As someone who was painfully shy as a girl, asking for what I want hasn’t always been easy. Words used to trip me up, or else I would open my mouth and say exactly the wrong thing. Staying quiet didn’t work either! It simply led to frustration, silent fuming, and resentment.
I’ve worked quite diligently to change old behaviour patterns in order to have ease with asking for what I want. Here are 4 tools that have helped along the way.
Don’t ask for abundance
Ask and you shall receive is actually true. But if you’re wishy-washy when making a request, the result that gets created will be the same. In the past, I’ve often wished for more abundance in my life not realising that “abundance” means a large quantity—of anything!
Clarity is priceless. If you want cash, don’t ask for money. Ask for cash because money can include things like gifts or someone shouting you a meal.
Just before Christmas last year, I realised that I needed an additional $1,000 to buy gifts, for dining out and to pay for the extra expenses that often pop up during the festive season. So I asked for more cash, without putting a dollar figure to it. To my delight and surprise, that exact amount of money was deposited into my bank account about a week later.

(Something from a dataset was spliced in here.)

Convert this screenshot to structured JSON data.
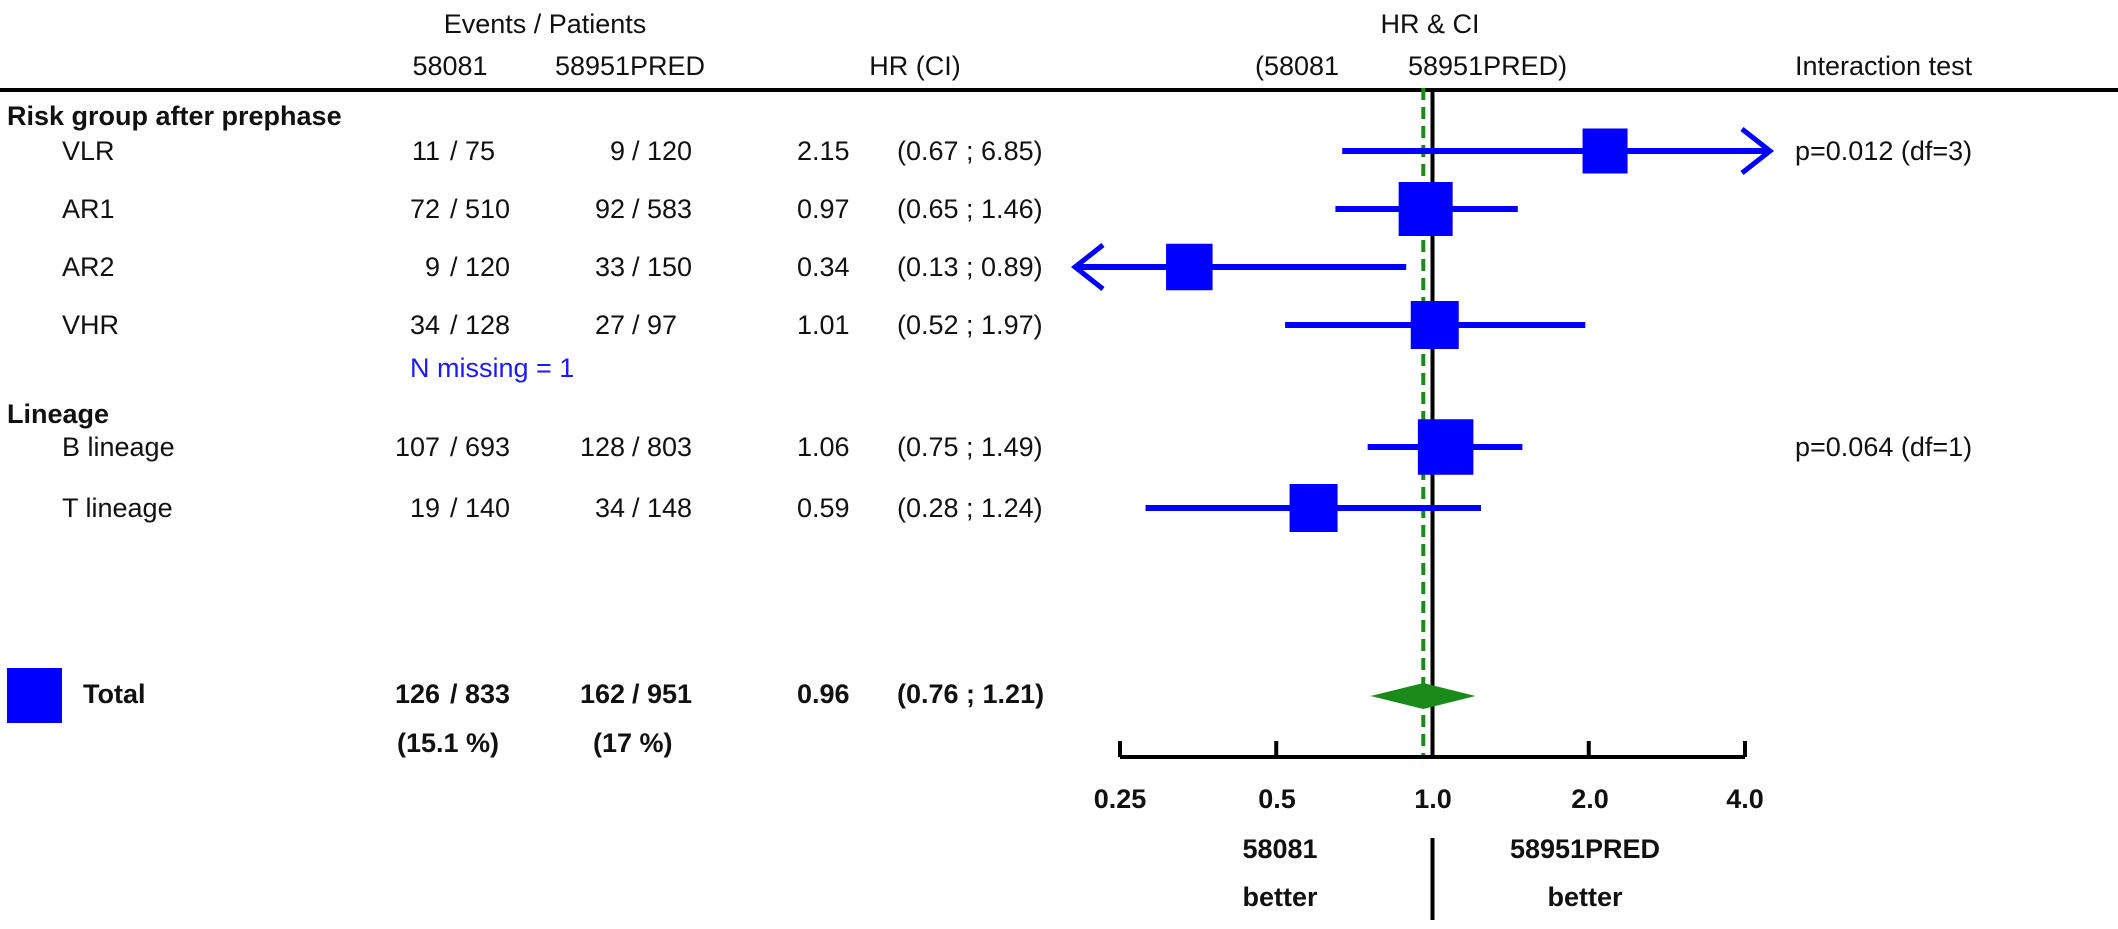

We all have the capacity for the ongoing creation of money. There is no need to live from payday to payday. A question I like to ask every day is: can I have the money now please?
Speak now or else…
I used to obsess about finding the right words and the perfect time to have my say. The correct time is when the energy is up; the correct words are unrehearsed. It’s not about being tactful either. If you don’t make anyone wrong, including yourself and deal with what’s in front of you, then you won’t build up resentment over what someone said or did.
Saying no gracefully
If a friend invites you out and you don’t want to go, how can you refuse them with such lightness it causes no ripples? There is a way! This one sentence will save you a lot of angst: “I’m sorry, that doesn’t work for me.” You are not lying. Nor is your refusal so blatant that it feels like rejection. I used to think I had to be truthful until I discovered most people are far too busy to be interested in my truth.
Vulnerable conversations
When mistakes have been made, how do you deal with unhappy customers? Rather than argue or apportion blame, I’ve found that owning up and apologising is much easier. Before making the phone call I usually ask, “What would it take for this to turn out better than I expect?” Every single time, the conversation is much easier than I’ve anticipated.
What if words could come easy to you?